他们希望自己是对的,希望自己的想法是好的。如果你能在不威胁他们、不引起他们防备的情况下给他们提供信息,他们出于成功的本能会接受这些对他们真正有帮助的信息。所以,影响他人的方法是避免让他们感到威胁,特别是从长远来看,你需要争取在他们心中建立两个想法。首先,Ethan总是为我好,总是试图帮助我。其次,Ethan通常说得很有道理。你不需要做到完美,但他们必须相信,当Ethan讲话时,他是在帮助我,而且他说的话通常很有见地。
And at that point, if you start saying things, they're like, oh, that's a good point. I didn't think about whatever taxes or the cost of the technology stack or the security implication. Then they'll be like, oh, I haven't thought about that. How would you solve it? Or, and they're very open at that point because you've moved them. What you wanna do is switch the conversation from oppositional to collaborative. And I want to help the audience summarize what I just heard because the Twitch story is so great and you started with the collaboration. Like, yeah, like when you frame it as a conflict, you try to convince, you kind of shut down the door of collaboration. And collaboration is kind of the key of making effective influence.
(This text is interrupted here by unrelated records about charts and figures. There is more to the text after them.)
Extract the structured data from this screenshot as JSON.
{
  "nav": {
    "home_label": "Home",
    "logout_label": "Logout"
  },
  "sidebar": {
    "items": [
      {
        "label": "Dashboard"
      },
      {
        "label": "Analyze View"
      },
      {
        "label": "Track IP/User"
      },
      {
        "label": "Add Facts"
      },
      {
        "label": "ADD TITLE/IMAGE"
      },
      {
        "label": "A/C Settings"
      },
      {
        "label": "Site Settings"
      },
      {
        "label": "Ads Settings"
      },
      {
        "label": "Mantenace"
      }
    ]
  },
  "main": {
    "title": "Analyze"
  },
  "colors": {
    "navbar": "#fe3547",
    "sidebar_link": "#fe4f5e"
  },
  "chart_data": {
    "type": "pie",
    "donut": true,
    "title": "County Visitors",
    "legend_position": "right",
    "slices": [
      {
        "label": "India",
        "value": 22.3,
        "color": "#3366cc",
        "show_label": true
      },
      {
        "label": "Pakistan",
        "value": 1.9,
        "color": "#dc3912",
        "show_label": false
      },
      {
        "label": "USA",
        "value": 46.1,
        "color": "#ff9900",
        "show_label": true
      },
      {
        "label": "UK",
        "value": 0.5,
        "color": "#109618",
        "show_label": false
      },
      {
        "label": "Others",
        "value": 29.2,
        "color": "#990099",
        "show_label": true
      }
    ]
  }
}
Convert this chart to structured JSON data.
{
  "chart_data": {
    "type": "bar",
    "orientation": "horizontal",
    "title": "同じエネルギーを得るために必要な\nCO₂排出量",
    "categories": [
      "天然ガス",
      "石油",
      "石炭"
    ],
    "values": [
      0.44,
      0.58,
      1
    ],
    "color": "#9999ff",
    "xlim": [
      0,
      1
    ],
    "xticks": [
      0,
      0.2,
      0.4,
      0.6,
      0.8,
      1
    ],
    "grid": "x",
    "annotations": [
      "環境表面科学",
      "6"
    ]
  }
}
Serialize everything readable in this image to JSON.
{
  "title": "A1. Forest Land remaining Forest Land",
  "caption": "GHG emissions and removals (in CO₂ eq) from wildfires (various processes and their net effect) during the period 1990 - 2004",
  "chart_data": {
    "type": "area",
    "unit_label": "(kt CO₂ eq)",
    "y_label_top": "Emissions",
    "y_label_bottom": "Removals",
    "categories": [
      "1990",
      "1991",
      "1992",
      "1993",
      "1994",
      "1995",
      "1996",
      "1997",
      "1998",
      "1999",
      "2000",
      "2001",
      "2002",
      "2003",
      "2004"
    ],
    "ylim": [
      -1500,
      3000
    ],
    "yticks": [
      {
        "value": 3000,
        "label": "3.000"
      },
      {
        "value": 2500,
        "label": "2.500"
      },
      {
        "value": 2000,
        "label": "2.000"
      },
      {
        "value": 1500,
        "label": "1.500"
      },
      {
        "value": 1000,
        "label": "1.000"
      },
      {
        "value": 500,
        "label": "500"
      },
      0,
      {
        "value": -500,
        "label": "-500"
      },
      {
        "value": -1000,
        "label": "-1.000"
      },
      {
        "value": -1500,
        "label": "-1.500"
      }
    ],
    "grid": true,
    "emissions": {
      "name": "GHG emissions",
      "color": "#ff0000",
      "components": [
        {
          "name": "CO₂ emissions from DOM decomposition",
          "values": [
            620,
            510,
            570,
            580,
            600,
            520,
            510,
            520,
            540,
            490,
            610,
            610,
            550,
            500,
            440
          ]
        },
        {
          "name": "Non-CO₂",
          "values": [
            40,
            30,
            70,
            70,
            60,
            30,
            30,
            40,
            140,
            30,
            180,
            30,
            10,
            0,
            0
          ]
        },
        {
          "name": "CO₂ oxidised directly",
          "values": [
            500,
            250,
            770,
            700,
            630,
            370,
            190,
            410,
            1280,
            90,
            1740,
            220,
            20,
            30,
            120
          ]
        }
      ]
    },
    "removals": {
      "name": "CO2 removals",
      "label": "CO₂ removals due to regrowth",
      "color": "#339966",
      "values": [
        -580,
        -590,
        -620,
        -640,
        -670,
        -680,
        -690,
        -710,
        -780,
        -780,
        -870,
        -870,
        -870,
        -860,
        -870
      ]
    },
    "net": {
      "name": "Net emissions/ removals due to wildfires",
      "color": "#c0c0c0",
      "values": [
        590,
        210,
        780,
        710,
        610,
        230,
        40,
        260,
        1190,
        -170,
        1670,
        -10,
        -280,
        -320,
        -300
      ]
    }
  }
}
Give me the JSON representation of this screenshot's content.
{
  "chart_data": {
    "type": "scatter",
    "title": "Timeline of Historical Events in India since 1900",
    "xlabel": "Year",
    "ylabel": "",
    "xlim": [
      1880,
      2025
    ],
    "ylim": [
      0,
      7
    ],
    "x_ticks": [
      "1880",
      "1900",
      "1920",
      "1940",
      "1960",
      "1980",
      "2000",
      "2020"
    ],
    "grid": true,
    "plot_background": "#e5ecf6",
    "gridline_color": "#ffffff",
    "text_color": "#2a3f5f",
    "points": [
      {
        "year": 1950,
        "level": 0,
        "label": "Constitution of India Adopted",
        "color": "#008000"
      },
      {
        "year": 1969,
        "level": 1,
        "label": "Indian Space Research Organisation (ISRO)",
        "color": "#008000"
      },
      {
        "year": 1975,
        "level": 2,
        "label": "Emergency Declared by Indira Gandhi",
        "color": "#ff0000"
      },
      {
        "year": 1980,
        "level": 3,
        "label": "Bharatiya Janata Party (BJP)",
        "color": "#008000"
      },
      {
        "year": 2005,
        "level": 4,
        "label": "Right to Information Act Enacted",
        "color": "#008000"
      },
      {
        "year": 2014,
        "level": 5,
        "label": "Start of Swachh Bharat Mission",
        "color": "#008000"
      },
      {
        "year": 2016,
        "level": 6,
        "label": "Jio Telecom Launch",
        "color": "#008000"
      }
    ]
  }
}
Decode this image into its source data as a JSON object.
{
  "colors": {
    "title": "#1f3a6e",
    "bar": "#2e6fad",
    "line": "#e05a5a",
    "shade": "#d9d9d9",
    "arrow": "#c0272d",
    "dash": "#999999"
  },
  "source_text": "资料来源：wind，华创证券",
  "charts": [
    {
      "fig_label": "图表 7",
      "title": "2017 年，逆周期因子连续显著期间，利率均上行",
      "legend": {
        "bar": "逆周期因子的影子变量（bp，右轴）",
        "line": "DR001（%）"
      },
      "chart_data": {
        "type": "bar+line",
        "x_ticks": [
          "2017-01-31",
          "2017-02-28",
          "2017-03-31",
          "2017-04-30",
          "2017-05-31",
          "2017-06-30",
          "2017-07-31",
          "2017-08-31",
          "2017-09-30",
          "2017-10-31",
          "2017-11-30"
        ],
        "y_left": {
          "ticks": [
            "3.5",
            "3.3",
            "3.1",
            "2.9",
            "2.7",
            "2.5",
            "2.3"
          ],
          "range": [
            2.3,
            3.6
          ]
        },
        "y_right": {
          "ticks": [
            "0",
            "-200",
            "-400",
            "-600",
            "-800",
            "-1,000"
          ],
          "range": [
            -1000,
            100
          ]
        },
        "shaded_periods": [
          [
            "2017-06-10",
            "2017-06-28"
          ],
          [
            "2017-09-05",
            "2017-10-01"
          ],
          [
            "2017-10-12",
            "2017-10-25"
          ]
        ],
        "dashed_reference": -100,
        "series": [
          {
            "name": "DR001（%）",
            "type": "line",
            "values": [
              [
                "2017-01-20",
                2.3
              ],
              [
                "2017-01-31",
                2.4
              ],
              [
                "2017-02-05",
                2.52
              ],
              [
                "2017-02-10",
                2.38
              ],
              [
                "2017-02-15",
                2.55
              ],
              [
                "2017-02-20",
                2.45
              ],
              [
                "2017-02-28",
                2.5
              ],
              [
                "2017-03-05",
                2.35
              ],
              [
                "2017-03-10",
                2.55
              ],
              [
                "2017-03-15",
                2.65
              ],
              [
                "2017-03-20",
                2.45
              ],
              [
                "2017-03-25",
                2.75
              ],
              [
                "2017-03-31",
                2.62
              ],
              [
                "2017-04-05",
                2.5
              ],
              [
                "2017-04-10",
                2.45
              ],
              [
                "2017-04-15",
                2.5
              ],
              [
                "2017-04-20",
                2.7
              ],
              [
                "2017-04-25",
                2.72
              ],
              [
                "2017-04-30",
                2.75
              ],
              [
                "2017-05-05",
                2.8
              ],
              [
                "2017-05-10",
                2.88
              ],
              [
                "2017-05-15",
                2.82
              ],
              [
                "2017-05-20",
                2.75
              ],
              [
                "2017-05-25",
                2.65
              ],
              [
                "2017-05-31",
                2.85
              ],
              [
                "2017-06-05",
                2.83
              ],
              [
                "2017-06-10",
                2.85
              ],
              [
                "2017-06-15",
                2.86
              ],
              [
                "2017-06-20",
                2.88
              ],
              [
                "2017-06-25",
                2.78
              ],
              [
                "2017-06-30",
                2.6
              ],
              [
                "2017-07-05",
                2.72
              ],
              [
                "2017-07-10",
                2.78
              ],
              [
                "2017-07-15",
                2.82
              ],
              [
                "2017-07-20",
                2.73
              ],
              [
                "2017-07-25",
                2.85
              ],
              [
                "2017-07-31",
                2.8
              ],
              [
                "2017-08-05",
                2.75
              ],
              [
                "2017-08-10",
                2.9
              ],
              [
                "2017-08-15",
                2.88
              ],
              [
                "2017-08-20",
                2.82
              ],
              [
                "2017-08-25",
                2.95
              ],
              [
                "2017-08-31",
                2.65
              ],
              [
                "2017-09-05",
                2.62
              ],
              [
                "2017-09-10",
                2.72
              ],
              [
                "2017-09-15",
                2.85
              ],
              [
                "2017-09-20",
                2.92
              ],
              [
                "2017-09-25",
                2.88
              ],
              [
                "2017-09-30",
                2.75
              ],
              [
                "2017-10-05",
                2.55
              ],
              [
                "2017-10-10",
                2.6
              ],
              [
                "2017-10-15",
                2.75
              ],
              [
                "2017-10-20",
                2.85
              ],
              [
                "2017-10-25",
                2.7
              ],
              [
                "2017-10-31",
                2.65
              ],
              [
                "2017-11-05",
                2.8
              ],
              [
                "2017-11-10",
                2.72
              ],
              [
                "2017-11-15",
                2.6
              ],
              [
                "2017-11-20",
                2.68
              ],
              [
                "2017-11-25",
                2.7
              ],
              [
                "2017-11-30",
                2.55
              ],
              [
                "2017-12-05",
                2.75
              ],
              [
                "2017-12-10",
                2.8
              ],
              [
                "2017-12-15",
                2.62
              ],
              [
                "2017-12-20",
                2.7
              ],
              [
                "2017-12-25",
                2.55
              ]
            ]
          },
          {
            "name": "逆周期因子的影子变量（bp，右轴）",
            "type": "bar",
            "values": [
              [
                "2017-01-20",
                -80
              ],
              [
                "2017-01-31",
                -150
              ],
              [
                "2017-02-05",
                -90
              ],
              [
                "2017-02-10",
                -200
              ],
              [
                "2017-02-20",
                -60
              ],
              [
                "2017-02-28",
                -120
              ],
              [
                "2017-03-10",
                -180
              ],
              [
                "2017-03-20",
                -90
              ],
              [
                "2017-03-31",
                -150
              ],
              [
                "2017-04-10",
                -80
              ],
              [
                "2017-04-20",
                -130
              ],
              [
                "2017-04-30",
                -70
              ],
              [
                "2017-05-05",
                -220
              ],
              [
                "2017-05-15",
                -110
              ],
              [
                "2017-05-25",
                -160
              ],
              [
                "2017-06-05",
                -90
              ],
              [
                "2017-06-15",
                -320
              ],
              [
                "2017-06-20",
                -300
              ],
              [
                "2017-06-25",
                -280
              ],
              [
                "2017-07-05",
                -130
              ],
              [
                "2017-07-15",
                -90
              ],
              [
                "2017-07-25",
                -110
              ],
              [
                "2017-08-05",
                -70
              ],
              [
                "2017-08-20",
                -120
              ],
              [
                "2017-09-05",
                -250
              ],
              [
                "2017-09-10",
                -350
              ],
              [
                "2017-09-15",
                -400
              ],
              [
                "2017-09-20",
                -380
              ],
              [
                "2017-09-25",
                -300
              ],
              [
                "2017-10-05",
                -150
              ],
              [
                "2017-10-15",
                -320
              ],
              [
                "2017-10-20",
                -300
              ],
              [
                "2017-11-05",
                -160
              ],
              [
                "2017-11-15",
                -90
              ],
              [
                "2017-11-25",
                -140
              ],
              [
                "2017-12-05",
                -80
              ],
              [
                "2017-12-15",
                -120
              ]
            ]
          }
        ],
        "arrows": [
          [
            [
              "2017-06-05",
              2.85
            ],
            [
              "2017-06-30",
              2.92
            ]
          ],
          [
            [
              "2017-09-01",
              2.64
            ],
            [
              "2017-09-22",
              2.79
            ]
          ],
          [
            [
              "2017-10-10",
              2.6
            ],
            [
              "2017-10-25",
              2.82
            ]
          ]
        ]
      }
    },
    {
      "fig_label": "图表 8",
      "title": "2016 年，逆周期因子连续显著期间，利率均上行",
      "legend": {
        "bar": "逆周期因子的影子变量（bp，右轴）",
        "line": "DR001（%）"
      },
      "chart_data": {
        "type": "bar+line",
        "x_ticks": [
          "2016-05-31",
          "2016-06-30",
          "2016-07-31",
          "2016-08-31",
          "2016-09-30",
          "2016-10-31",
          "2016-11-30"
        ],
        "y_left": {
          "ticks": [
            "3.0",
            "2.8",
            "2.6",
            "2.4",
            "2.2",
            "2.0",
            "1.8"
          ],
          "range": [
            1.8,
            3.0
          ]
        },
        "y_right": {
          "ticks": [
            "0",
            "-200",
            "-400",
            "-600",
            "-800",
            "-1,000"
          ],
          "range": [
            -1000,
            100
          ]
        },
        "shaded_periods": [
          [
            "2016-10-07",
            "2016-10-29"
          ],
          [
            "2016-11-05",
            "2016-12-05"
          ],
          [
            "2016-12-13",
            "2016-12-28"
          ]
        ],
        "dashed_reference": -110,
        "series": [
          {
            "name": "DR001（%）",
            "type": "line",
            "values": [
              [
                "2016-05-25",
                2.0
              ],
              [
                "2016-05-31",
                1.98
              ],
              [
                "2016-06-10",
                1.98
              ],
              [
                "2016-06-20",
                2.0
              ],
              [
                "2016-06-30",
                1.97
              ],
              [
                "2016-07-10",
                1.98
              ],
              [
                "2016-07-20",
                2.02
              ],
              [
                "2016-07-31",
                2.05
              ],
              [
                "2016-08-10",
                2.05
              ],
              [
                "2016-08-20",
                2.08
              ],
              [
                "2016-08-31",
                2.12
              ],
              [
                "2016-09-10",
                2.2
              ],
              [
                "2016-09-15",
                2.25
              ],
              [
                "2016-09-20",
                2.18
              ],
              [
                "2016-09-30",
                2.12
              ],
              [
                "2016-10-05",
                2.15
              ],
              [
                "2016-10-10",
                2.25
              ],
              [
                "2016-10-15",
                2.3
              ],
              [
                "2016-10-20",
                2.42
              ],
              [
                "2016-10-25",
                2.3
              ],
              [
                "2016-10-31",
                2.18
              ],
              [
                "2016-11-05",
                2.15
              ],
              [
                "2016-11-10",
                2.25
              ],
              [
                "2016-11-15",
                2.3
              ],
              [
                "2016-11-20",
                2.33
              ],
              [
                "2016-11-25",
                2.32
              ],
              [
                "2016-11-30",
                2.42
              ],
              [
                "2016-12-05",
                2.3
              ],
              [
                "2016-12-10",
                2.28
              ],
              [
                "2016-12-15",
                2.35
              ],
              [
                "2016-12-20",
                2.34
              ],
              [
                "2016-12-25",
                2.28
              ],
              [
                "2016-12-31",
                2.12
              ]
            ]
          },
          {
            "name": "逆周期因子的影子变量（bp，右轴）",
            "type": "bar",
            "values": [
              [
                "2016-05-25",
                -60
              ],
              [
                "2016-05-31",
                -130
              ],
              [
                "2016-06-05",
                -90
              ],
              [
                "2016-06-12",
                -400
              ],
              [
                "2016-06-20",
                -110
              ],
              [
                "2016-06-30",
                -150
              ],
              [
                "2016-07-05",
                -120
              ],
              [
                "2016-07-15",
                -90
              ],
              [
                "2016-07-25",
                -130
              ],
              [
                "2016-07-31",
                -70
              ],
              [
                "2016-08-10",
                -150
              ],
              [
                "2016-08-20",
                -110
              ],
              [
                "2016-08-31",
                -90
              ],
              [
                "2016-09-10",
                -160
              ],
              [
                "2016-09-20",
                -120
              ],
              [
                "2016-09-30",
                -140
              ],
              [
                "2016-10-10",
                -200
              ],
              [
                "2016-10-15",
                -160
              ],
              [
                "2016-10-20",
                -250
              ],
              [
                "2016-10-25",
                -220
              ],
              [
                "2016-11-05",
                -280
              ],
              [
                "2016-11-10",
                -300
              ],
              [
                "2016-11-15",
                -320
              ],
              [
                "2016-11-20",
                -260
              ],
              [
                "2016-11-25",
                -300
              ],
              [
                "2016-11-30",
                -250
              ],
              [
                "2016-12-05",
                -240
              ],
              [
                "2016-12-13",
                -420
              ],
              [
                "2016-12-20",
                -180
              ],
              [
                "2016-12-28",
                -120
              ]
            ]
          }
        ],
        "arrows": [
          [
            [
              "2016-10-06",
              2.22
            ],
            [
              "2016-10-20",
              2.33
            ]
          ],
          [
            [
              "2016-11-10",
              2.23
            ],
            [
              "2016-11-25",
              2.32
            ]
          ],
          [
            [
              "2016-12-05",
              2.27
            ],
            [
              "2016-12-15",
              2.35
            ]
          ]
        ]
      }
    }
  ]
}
当你开始说出一些观点时,他们可能会说:“哦,这是个好观点。我之前没考虑过税收、技术堆栈的成本或安全影响。”然后,他们可能会说:“哦,我没想过这个问题。你会怎么解决?”此时他们非常开放,因为你已经改变了他们的想法。你要做的是将对话从对立转为合作。我想帮助听众总结一下我刚听到的内容,因为Twitch的故事非常精彩,而你是从合作开始的。是的,当你把它框定为一个冲突时,你试图说服对方,但这其实关闭了合作的大门,而合作才是有效影响的关键。
You need to accept that you can be wrong and the other person can be right in order to, that's the start of collaboration. And in a particular situation, you are in a very difficult situation because no capital, no authority, you are supposed to represent, you are reporting to the CEO. So you started with respecting his agency and the agency of other senior leaders and cause it recognize the respect. And so they welcome your information. And by playing the long game of providing useful information, you slowly establish kind of your seat at the table. That is correct. That is very much correct.
你需要接受一个事实,就是你可能是错的,而另一个人可能是对的,这是合作的开始。在某种特定情况下,你面临非常困难的局面:没有资金支持,也没有权威影响,你需要向CEO汇报。因此,你要从尊重他的权利和其他高管的权利开始,这种尊重会被他们感受到。他们因此欢迎你的信息。通过长期提供有用的信息,你慢慢地在决策圈中找到了自己的位置。这是正确的,非常正确。